SECURE 2.0 Act of 2022

The most notable changes to plans pursuant to the CAA 2022 is found in the SECURE Act of 2022 embedded within the CAA 2022. These changes impact retirement plans in the following ways:

  • Mandatory Participation beginning plan years after December 31, 2024 where 10+ employees in existence for at least three years offering a new 401(k) or 403(b) plan.
  • Part-time employees eligible to participate with two consecutive years of 500 hours of service.
  • Employer may incentivize participation with “de minimus” financial incentives. De minimus is not defined but is generally understood to be $50 or less. Taxation should always be paid by the employee for any gifts over $20.
  • Increased tax credit for starting a plan for employes with 50 or fewer employees.
    • For plans started in 2023, the credit is increased to 100% of administrative costs and ranges from $500 to $5,000.

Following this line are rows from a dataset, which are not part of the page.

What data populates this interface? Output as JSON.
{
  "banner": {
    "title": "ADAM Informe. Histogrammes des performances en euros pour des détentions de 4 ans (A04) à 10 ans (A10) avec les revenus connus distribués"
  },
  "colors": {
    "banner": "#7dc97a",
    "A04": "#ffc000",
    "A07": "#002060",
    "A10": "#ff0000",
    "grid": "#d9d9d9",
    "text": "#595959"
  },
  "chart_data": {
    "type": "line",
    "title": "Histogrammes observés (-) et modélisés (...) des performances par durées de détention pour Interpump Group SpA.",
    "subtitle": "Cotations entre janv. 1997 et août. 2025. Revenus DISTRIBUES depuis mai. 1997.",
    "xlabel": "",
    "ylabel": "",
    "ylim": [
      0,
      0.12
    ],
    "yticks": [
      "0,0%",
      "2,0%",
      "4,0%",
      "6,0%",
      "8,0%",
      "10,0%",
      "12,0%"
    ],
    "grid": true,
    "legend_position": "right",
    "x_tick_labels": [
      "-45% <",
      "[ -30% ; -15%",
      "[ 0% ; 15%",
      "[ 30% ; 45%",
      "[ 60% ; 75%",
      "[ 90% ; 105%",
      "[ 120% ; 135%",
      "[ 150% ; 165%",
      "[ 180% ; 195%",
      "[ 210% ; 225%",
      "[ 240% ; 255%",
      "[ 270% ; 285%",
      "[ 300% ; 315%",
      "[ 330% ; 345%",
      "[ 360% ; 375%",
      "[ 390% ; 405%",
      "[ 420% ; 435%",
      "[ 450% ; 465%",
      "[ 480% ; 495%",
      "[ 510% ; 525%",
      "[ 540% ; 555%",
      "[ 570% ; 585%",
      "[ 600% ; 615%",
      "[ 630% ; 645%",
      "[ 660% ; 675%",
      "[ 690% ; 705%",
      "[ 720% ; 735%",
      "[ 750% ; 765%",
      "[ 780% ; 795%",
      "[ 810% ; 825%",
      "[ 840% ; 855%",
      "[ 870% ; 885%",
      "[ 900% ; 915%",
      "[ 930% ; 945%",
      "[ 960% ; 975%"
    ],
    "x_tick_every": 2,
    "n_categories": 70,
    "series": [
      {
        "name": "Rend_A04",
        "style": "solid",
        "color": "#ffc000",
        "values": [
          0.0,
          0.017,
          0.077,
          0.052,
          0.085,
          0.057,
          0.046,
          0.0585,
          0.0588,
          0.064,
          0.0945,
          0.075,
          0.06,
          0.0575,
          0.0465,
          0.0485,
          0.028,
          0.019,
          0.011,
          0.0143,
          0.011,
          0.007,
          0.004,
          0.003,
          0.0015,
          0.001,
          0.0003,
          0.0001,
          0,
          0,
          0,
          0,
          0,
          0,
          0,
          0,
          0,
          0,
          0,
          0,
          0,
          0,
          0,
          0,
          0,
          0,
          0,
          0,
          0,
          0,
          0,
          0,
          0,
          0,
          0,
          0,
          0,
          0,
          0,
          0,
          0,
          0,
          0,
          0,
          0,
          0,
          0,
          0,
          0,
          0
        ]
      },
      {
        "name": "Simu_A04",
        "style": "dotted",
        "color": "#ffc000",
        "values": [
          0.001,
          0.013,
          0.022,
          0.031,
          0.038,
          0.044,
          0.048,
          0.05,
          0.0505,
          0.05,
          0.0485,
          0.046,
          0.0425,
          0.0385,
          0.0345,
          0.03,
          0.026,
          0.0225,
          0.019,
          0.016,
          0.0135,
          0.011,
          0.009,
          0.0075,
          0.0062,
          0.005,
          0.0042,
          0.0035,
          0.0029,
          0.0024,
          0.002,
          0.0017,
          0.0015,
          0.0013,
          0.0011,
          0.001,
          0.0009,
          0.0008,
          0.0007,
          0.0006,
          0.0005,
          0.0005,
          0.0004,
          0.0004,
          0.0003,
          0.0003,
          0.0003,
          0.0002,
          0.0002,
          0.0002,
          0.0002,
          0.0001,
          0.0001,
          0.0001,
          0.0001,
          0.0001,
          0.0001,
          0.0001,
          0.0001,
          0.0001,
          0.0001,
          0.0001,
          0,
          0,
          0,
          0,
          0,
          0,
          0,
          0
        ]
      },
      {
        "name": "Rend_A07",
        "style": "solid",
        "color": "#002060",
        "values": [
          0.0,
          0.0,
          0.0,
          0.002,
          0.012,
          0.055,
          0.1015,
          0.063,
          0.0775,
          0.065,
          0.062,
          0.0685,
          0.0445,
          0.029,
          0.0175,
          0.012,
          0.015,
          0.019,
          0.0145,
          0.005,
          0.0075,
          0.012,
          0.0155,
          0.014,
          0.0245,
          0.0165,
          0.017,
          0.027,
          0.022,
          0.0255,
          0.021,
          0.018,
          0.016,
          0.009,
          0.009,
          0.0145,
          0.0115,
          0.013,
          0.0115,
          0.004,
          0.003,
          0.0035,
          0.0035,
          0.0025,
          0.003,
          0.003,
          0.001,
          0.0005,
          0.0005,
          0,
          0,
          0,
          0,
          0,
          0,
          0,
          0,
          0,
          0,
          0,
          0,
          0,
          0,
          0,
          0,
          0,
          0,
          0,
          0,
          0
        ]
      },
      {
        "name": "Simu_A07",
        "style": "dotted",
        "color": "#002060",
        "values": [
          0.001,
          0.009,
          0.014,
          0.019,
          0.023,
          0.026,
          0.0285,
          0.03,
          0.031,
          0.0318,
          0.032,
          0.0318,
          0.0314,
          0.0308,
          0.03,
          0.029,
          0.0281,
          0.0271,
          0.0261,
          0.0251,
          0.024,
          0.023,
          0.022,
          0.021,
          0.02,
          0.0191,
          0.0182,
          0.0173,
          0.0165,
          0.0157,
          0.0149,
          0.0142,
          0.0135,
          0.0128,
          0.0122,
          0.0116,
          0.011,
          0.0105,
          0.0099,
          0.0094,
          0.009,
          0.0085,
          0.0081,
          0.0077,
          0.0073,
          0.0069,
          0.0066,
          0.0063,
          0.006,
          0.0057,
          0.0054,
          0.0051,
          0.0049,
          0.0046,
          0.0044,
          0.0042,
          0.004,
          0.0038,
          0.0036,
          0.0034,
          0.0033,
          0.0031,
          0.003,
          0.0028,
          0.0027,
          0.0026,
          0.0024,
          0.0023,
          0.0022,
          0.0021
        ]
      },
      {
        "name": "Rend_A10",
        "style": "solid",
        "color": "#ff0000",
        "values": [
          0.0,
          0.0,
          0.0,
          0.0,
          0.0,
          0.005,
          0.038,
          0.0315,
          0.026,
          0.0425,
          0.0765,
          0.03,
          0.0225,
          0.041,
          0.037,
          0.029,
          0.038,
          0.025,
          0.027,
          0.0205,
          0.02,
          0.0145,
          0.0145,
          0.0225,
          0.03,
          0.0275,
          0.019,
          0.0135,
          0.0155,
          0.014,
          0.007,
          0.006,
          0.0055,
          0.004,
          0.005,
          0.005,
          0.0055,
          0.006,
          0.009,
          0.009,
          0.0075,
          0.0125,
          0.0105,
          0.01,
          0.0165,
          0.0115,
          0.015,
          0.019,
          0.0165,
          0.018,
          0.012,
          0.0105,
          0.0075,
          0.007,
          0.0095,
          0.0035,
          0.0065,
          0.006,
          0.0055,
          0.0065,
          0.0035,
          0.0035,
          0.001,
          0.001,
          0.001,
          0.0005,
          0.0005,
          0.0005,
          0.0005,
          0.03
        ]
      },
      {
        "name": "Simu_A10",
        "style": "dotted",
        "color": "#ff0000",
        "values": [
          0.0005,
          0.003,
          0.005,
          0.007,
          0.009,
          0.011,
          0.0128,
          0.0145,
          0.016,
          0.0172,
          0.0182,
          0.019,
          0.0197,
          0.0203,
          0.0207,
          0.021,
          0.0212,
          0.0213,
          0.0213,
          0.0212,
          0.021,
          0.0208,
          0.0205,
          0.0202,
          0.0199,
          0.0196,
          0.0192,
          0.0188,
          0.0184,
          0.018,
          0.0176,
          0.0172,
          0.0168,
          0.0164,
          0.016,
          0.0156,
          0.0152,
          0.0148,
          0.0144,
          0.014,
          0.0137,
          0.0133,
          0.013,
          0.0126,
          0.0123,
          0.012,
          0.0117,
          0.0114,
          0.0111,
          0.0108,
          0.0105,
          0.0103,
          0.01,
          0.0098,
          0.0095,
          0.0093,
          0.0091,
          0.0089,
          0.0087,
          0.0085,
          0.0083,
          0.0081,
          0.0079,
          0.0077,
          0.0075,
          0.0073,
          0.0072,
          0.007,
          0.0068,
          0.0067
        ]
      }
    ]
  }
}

    • Additional 100% credit of up to $1,000 per employee for employer contributions made for employees earning less than $100,000 during the first year of the plan.
      • Decreases by 25% each of the following 3 years.
    • Smaller credit available for groups with 51-100 qualifying employees.
  • Required minimum distributions from qualified plans pushed to later ages.
  • Student loan repayment can be treated as employee’s salary deferral to a 401(k) or 403(b) plan as an option of the employer.
    • This change will increase retirement savings for employees by allowing employer matching contributions to be made for compensation amounts employees use to pay down debt, rather than defer into the employer’s retirement savings plan.